Exécution du contrat
- Ne constitue pas une cause de licenciement le seul fait pour un salarié
d’avoir installé sur son ordinateur de travail un logiciel anti-espion,
dès lors que cette initiative ne nuisait en rien à son travail et avait pour
seul but de se prémunir contre un éventuel contrôle, à son insu, de l’employeur
au moyen d’un dispositif permettant de vérifier ce qui était tapé sur son clavier
(CA Nancy 22-7-2016 n° 14/00624).
-
Le salarié qui, informé par la direction de la nécessité de prendre un maximum
de congés payés pendant la période estivale, demande des congés en dehors de
celle-ci, en période de surcroît d'activité, et se voit opposer un refus commet
une faute en critiquant publiquement le directeur des
ressources humaines, en impliquant ses collègues dans un conflit qui ne les
regarde pas, et en se manifestant de manière autoritaire et discourtoise auprès
de l'employeur pour qu'il lui fournisse une attestation de refus de congés en
vue d'obtenir le remboursement des billets d'avion qu'il a achetés avant d'être
autorisé à s'absenter (CA Versailles 7-9-2016 n° 14/04432).

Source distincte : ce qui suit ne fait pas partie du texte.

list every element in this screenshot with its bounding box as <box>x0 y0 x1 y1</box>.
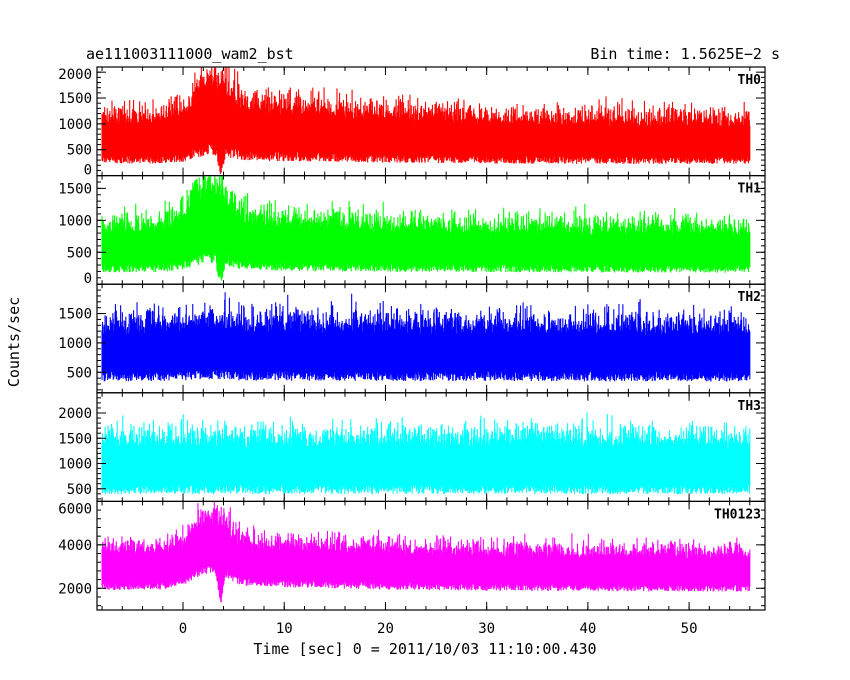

- La mise en œuvre d’une clause de mobilité impliquant pour le salarié,
soit un déménagement de toute la famille dans le mois pour être pris en charge
par l’employeur, avec toutes les complications liée à ce déménagement
(situation professionnelle du compagnon, scolarité des enfants...), soit des
allers et retours quotidiens de 2 heures chacun ou encore l’éloignement de
l’intéressé 5 jours sur 7 couplé avec les frais de location d'un logement sur
le lieu de travail, peut être considérée comme portant atteinte à son droit
à une vie personnelle et familiale après 16 ans de statu quo. Cette
mutation n’étant ni justifiée par la tâche à accomplir, ni proportionnée au but
recherché, tel qu'affiché par l'employeur, le refus opposé par le salarié est
fondé et ne peut donc constituer une cause réelle et sérieuse de licenciement (CA
Rennes 7-9-2016 n° 13/08413)
Rupture du contrat
- Dès lors que l'employeur n'a pas
informé le salarié que la Direccte avait refusé d'homologuer la
rupture conventionnelle et lui a versé une indemnité de rupture, l'intéressé a
pu, de bonne foi, penser pendant plusieurs mois que son contrat de travail
avait effectivement été rompu. En refusant de réintégrer le salarié malgré ses
sollicitations, l’employeur se rend responsable de la rupture du contrat de
travail qui s'analyse en un licenciement dépourvu de cause réelle et sérieuse
(CA Paris 5-9-2016 n° 15/08803).
- La salariée dont le licenciement pour motif économique est nul pour avoir
été prononcé en période de grossesse sans que soit établie
l'impossibilité de maintenir son contrat de travail a droit à des dommages et
intérêts pour nullité du licenciement et au versement des salaires qu’elle
aurait dû percevoir pendant la période couverte par la nullité. La salariée
peut également obtenir réparation d'un préjudice financier
supplémentaire, dans la mesure où elle a connu une période de chômage à
l'issue de son congé maternité, et d'un préjudice moral résultant
de la rupture intervenue pendant une période de sa vie où elle aurait dû
bénéficier de repos et d'apaisement (CA Nîmes 30-8-2016 n° 14/05898).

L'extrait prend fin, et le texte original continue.